How do you document a Victorian anti-garroting collar? Introducing museum collection management practices to the Metropolitan Police Service Heritage Centre.
The Metropolitan Police Service was founded in 1829 and has two museum collections. The Crime Museum, formerly the Black Museum, was established in 1874 as the repository for criminal evidence. It is housed at New Scotland Yard and is not officially open to the public, although in the 19th century celebrities were able to visit, and it provided the inspiration for Arthur Conan Doyle’s Sherlock Holmes novels. The Metropolitan Police Heritage Centre opened more recently, in 2009. As a museum of the police service, it collects and displays items related to the day-to-day business of the police, such as uniforms and equipment. 

Dr. Clare Smith took up the post of Centre Manager in 2018 and was faced with the immediate and huge challenge of cataloguing and classifying thousands of items. Existing documentation was sparse, slightly erratic and below museum standard; often objects had been classified by name of owner rather than type, demonstrating the ingrained police practice of recording everything as evidence with a story to be told. Being forced to re-catalogue the collection has resulted in some nice surprises – for example, the service’s medal collection previously thought to be 300 in size is in fact three times as large.

Knowing that 2019 marked the 100th anniversary of women in the Met police, Clare decided to concentrate on material that could be used in a forthcoming exhibition on female police officers. Thus, giving herself a focus and a deadline to see tangible results.

Clare’s simplified themed displays and policewomen exhibition have proved a great success with the Centre tripling its visitor figures. 

Another major challenge for Clare has been to learn the police language of her superiors (note to reader: SPOC means single point of contact, not the Star Trek character!), to educate them on the importance of museum practices and to generally raise the Heritage Centre’s profile within the Met’s strategic priorities.

Clare’s next cataloguing project will be to tackle the uniform collection.
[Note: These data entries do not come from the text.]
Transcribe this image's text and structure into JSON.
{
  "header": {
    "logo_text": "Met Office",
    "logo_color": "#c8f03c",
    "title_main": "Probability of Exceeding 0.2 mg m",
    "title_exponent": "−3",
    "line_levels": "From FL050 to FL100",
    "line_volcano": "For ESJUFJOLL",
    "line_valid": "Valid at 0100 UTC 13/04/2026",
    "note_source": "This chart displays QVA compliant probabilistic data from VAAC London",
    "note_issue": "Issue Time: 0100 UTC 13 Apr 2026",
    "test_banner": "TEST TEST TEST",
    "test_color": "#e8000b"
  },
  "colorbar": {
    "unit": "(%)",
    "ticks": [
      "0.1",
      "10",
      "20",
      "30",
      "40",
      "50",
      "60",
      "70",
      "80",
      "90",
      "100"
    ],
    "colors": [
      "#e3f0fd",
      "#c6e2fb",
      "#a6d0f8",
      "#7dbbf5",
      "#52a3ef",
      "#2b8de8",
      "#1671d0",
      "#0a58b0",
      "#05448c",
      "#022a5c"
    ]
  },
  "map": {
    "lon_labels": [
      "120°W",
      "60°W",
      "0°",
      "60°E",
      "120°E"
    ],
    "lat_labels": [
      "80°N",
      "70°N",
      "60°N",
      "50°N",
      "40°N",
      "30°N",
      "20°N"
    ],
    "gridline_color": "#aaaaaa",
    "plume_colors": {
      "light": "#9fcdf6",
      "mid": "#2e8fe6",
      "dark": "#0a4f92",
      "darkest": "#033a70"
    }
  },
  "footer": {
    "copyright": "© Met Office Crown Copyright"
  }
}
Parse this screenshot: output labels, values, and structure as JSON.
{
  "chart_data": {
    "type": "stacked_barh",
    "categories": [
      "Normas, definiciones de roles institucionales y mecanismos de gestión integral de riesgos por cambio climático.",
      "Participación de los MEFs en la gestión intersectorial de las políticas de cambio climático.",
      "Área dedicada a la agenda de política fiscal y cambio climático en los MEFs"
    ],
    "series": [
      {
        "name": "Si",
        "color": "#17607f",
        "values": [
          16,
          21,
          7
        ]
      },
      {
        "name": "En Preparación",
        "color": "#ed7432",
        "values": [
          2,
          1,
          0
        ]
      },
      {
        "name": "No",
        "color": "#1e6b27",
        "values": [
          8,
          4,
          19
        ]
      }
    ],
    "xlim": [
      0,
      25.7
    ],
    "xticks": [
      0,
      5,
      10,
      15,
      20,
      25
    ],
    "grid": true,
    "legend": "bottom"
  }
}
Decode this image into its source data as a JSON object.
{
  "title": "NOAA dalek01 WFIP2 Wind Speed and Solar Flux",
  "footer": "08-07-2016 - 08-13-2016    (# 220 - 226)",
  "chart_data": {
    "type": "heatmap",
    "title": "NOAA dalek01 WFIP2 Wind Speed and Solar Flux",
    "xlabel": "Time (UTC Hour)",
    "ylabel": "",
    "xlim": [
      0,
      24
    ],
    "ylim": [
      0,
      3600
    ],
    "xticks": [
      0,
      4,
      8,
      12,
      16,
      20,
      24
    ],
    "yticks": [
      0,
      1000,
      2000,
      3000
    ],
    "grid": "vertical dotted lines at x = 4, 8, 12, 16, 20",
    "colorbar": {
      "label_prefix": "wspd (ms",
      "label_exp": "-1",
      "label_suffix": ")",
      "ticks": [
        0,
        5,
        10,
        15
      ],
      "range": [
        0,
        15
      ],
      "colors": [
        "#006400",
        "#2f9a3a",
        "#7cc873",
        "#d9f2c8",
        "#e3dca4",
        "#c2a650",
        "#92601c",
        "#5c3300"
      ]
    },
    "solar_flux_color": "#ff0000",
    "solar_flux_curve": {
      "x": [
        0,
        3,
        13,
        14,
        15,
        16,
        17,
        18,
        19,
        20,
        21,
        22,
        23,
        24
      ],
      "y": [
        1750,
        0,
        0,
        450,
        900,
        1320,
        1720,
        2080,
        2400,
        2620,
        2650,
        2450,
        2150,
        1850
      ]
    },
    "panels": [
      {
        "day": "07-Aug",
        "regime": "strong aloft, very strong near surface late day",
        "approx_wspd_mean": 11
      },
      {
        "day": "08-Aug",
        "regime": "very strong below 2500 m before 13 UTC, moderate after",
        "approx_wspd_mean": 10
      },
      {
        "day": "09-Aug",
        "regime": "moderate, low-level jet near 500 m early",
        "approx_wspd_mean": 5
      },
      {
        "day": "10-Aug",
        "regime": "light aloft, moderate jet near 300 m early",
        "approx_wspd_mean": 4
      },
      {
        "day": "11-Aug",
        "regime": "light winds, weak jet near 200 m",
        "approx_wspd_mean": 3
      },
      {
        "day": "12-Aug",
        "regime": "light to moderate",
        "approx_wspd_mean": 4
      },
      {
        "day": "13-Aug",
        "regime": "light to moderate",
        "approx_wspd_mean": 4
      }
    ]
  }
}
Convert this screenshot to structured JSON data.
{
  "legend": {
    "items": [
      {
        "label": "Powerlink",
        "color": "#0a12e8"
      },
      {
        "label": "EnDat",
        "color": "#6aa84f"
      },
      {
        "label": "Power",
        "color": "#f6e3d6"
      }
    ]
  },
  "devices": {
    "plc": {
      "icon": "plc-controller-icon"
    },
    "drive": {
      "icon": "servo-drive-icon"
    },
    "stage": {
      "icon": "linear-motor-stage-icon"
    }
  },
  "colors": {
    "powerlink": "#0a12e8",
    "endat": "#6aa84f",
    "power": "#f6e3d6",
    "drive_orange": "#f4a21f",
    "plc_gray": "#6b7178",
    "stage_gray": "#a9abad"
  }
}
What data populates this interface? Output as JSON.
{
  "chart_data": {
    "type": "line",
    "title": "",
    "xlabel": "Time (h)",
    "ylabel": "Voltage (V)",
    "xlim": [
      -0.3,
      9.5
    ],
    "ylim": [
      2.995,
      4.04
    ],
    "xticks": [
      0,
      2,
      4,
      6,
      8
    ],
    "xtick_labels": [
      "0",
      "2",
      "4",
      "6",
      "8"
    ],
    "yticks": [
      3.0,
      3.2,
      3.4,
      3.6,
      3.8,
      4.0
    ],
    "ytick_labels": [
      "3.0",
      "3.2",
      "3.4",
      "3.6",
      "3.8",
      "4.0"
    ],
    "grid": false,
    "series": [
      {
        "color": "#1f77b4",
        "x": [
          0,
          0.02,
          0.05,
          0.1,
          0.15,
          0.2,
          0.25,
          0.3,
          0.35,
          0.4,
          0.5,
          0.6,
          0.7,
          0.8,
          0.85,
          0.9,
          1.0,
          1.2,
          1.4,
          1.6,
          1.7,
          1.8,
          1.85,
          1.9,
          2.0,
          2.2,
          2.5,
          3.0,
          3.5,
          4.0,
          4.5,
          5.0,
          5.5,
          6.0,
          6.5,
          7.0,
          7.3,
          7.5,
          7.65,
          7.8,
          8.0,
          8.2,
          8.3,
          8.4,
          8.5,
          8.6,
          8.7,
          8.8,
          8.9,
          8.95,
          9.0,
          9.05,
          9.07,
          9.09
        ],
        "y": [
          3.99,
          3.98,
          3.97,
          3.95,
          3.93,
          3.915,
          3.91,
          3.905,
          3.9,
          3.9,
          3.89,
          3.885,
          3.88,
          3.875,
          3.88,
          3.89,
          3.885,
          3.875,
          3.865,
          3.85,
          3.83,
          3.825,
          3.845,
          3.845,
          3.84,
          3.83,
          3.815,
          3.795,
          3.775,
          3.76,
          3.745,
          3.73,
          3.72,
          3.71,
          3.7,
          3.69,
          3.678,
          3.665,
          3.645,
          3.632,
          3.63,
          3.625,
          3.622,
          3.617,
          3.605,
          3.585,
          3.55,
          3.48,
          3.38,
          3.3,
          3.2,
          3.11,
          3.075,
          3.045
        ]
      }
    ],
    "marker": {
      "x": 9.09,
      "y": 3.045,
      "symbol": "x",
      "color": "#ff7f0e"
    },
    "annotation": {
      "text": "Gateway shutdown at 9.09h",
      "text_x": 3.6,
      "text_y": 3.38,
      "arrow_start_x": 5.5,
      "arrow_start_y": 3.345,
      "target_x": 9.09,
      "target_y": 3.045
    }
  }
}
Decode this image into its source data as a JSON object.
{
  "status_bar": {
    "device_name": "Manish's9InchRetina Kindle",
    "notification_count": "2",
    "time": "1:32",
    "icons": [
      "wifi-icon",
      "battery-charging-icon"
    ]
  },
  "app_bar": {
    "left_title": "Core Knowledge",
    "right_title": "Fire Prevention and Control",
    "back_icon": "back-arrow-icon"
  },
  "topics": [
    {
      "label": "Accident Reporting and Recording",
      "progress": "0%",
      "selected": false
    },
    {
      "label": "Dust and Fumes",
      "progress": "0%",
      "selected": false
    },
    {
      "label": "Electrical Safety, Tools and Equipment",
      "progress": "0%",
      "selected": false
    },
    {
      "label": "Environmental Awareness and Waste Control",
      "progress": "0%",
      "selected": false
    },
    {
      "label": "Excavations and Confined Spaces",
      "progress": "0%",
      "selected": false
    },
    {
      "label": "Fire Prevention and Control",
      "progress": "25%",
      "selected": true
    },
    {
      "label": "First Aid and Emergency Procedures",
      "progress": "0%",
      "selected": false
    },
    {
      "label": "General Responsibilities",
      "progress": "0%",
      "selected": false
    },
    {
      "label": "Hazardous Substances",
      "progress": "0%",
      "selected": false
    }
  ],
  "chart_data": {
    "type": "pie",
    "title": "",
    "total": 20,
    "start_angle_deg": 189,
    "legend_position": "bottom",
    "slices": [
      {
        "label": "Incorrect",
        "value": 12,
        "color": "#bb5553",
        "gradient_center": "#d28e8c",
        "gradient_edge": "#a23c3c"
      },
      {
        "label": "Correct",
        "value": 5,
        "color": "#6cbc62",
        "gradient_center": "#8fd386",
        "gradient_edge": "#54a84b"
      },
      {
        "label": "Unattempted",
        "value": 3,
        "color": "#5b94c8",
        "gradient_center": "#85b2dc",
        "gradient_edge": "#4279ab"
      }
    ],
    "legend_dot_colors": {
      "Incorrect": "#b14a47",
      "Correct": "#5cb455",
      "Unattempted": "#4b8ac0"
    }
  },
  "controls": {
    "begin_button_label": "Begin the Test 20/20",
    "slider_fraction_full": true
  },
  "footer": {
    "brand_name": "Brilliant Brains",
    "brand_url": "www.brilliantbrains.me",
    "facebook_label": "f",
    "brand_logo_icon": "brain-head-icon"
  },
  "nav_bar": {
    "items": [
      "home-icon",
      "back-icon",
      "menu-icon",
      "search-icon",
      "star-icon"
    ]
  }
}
She is also aiming to tell the story of the police without bias or backing away from difficult stories and to give a voice to religions, races and groups who have not previously been represented in the displays. Alongside this, Clare is busy writing policies on loans and acquisitions, establishing networks with other police museums and volunteers, preparing for a move from West London to Woolwich and is already starting to think about how to mark the bicentenary of the Met in 2029. Good luck Clare! You have a big job on your hands and I, for one, can’t wait to see the results.